Beneath the surface of these issues lies a tense conflict between three foundational American principles: freedom of speech, freedom of the press, and freedom to conduct business as a business sees fit.
The Constitution guarantees freedom of the press, and free speech in public places. But Google is not a public place, though it may feel like one to those of us who use it every day.
There’s nothing in any law that compels an information provider to make available any and all information that anyone desires to publish. Nor does the Constitution oblige content providers to present all information with equal prominence.
A bookstore owner is free to choose what types of books he or she sells. The same logic applies to Google as a private sector platform for information exchange. As such, Google has the right to determine how it wishes to conduct its business and what sort of information it serves up. This includes the right to censor content the company deems problematic.
Alternatives to Google
But we as business leaders, practitioners, and health information seekers also have rights and choices. Google may the dominant search engine, but it is not the only one.
Like many others affected by the algorithm changes, we at Holistic Primary Care are implementing strategies to restore our traffic. A big part of that has been to ‘de-Googlize” our business as much as possible by indexing our content on other search engines. There are many.
Our site is now indexed on Bing, Yahoo, DuckDuckGo, Ecosia, ASR, EntireWeb, and more than a dozen others. This takes time and effort, but it does work. Over the last three months, we’ve regained roughly 20% of our lost traffic. Almost all of this is new organic traffic from these alternative search engines.
We are also very fortunate in that the nucleus of our publishing business is, and has always been, our quarterly print magazine. Print is one medium over which Google has no jurisdiction.
That said, we know Google will dominate the internet for years if not decades to come. And Alphabet, Google’s parent, is rapidly positioning itself as a major player in healthcare.
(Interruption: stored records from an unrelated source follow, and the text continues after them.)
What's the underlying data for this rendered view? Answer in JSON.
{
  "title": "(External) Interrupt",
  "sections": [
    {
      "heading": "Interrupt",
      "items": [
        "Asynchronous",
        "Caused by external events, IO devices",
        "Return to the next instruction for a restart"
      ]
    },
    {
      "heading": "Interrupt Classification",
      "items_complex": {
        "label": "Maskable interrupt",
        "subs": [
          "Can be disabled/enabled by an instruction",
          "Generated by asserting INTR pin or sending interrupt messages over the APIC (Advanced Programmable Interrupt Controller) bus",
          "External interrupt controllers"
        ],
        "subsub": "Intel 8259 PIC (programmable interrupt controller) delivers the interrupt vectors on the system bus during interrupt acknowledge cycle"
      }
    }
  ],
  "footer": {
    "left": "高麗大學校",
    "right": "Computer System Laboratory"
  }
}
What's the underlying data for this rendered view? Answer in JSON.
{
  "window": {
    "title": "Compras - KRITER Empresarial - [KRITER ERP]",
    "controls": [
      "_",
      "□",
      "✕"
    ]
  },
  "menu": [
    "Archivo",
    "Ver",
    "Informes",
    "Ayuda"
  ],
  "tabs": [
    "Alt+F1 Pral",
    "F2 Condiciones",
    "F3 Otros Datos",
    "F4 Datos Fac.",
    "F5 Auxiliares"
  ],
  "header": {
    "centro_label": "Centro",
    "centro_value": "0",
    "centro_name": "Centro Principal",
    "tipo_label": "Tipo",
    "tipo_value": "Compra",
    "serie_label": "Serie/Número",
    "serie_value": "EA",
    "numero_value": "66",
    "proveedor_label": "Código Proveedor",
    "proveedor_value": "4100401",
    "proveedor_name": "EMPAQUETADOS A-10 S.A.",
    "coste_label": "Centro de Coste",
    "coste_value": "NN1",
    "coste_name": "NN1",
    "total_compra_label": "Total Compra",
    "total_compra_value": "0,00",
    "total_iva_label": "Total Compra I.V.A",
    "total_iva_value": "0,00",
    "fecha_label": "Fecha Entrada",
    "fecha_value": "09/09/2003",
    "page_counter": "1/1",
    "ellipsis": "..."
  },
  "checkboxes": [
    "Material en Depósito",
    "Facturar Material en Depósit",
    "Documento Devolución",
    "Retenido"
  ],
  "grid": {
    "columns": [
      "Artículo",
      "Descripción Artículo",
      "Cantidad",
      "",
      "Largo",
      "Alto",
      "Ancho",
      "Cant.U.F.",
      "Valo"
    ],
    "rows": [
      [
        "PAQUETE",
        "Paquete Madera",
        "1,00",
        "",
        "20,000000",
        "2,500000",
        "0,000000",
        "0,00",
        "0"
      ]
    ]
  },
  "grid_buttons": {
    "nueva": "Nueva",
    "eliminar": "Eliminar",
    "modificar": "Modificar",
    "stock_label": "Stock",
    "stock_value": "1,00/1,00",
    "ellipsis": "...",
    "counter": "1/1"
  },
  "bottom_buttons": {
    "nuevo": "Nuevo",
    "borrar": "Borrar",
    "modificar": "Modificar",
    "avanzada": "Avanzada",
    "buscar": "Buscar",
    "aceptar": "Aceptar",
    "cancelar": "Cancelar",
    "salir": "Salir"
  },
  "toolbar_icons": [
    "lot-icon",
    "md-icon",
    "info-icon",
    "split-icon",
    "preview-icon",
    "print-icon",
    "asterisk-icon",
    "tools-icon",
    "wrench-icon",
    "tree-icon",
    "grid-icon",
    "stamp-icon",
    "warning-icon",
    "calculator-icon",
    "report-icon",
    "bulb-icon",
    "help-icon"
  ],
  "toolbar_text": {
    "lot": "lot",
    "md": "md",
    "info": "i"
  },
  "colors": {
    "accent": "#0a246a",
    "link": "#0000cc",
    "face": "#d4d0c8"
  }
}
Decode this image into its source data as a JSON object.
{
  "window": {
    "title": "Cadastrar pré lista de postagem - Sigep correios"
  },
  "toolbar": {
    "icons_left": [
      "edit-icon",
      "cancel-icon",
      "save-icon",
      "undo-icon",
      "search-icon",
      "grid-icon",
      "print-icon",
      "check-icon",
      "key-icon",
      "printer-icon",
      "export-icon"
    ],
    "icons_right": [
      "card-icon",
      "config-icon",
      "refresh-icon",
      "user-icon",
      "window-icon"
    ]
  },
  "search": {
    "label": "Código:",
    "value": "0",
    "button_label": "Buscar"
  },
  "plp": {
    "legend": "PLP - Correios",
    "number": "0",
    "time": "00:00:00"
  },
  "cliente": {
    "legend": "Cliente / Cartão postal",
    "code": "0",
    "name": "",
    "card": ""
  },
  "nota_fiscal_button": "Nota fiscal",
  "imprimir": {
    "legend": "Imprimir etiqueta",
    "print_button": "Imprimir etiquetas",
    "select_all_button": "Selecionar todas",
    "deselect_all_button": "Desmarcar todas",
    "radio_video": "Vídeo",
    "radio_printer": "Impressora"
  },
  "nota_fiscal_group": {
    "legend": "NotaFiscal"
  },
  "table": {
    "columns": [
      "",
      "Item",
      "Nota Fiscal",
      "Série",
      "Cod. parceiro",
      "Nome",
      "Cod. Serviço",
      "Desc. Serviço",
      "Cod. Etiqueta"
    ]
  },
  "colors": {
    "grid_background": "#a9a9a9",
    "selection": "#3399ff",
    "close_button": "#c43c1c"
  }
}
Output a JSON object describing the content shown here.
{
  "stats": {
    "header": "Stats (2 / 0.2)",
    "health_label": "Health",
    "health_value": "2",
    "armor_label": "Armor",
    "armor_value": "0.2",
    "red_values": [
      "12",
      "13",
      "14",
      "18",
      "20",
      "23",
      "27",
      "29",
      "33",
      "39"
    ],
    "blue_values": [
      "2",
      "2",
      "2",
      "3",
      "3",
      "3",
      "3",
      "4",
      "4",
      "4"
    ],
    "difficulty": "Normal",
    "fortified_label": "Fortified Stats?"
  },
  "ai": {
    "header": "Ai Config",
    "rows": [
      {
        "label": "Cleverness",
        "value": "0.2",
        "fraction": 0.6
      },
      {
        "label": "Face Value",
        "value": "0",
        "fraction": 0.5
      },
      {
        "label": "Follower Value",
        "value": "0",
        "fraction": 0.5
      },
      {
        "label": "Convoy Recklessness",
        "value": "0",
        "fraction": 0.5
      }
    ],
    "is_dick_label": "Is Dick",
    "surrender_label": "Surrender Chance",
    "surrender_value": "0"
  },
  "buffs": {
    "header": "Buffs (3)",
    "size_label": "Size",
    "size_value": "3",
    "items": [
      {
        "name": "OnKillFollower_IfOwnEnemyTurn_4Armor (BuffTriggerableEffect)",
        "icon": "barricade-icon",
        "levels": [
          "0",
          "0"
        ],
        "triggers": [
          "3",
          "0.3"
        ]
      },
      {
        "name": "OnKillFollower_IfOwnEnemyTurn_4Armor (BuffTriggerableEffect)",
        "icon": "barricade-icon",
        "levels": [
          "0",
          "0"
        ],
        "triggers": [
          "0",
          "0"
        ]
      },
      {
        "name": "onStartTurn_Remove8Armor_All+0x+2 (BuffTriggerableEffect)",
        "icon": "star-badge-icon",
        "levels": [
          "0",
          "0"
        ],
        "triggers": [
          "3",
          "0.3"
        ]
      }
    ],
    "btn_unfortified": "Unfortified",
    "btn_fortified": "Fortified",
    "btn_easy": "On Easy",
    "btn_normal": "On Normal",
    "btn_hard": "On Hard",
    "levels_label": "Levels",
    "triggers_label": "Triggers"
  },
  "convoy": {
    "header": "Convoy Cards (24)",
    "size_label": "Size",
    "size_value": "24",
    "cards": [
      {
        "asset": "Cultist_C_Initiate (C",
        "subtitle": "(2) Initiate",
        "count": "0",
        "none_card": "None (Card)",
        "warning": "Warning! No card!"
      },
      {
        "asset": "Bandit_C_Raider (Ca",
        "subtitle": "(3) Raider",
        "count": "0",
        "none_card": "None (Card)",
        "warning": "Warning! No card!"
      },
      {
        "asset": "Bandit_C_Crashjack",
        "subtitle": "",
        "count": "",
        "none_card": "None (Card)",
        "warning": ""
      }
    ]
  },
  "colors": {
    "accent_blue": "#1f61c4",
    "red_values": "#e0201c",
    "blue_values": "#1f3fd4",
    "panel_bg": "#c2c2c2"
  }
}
It recently acquired FitBit, the popular wearable health tracking company for a cool $2.1 billion.
Alphabet also entered into a partnership with Ascension Health, the world’s largest Catholic hospital and clinic network. The joint venture, called Project Nightingale, gives Google detailed personal medical data—health histories, lab results, diagnostic images, the works– from as many as 50 million patients.
Already, 10 million patient files have been transferred—a move that drew a lot of flack because the data was not anonymized, and because the transfer was not disclosed to either the patients or their practitioners before Ascension and Google went forward. Patients never had an opportunity to opt in or out. Most found out about it when the Wall Street Journal reported on it in early November.
Nightingale gives Google a massive medical database to feed its emerging artificial intelligence and machine learning systems. The company states that its ultimate goal is to improve quality of care by bringing greater intelligence to medical decision-making and better interoperability between hospitals. In all likelihood, the company will also mine Ascension’s database for information of interest to pharma, biotech, diagnostic, and device companies, and to further refine Google’s ad targeting.
As Google gets more directly involved in the actual practice of medicine, its role mediating the flow of health information will continue to raise profound questions without easy answers.